The key to understanding how two separate reactions are able to be catalyzed at the same time lies in the properties of the flavin active site. The crucial event happens so quickly—just 10 picoseconds—and explains why this phenomenon had previously escaped notice, Lubner said.

What stands out about bifurcation is that it enables an enzyme to generate a product that is more energetic than the starting material, without violating any scientific laws. That’s counter to what normally occurs, when there’s some energy loss typically given off as heat and only lower-energy products are made.

“In this case, we think that it’s taking that energy that would normally be lost and using it to drive the other reaction,” Lubner said. “Overall, the thermodynamics work out. You don’t create something from nothing, which you can’t do. But in terms of having actual experimental insight into how the reactions are coupled and a robust understanding of how the environment around the flavin confers it with the right attributes to perform bifurcation, we’re not there yet. That’s the objective of this research.”

The early career funding program is now in its 10th year. Lubner’s project is titled “Elucidating the Mechanistic Determinants of Flavin-Based Electron Bifurcation.”  In addition to Lubner, funding also was awarded to two other scientists from NREL: Davinia Salvachúa Rodriguez and Andriy Zakutayev. The Office of Science chooses recipients who have submitted grant applications and received a Ph.D. within the past 10 years.

“These awards are very prestigious and it’s an honor to be chosen. I’m really excited to be part of this program and to have the funding and support to explore the fundamental principles of this important biological catalyst,” Lubner said.

Lubner’s research into the control of energy in bifurcating enzymes opens a pathway into the development of new energy technologies such as novel synthetic catalysts. Industrial catalysts are commonplace, driving chemical reactions that result in such products as ammonia and methanol.

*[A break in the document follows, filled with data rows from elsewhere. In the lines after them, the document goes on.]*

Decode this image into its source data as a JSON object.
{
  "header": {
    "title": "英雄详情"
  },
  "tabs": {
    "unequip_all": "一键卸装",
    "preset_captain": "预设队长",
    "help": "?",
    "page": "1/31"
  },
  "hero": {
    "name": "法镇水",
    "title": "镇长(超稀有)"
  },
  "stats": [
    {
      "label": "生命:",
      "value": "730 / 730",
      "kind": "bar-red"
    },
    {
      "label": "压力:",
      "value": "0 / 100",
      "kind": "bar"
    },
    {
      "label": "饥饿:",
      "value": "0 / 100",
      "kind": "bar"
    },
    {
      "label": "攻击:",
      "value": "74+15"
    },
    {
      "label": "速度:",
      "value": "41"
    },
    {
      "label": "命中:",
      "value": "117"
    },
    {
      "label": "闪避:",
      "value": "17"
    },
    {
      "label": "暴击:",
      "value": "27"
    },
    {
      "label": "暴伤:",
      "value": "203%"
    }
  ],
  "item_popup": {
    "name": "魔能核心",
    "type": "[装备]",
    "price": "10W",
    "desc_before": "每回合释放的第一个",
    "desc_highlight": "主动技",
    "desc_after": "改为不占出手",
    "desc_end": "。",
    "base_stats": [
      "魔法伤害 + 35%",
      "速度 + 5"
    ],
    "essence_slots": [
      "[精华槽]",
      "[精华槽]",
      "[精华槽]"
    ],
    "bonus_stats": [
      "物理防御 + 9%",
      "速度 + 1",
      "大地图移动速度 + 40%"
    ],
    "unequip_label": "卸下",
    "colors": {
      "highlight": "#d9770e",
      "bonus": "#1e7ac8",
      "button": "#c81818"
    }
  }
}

Advances in synthetic catalysts are expected to become more necessary, and knowledge gleaned from the reactions powered by biological enzymes will play a role. Flavin is the name for a group of organic compounds, but not each member can bifurcate electrons. Lubner said a better understanding of how some flavins are able to accomplish this might also make it “possible to engineer enzymes or pathways to produce compounds of interest like specialty chemicals or fuels.”

Previously, only two researchers from NREL have been admitted to the Early Career Research Program: Kirstin Alberi and Adele Tamboli.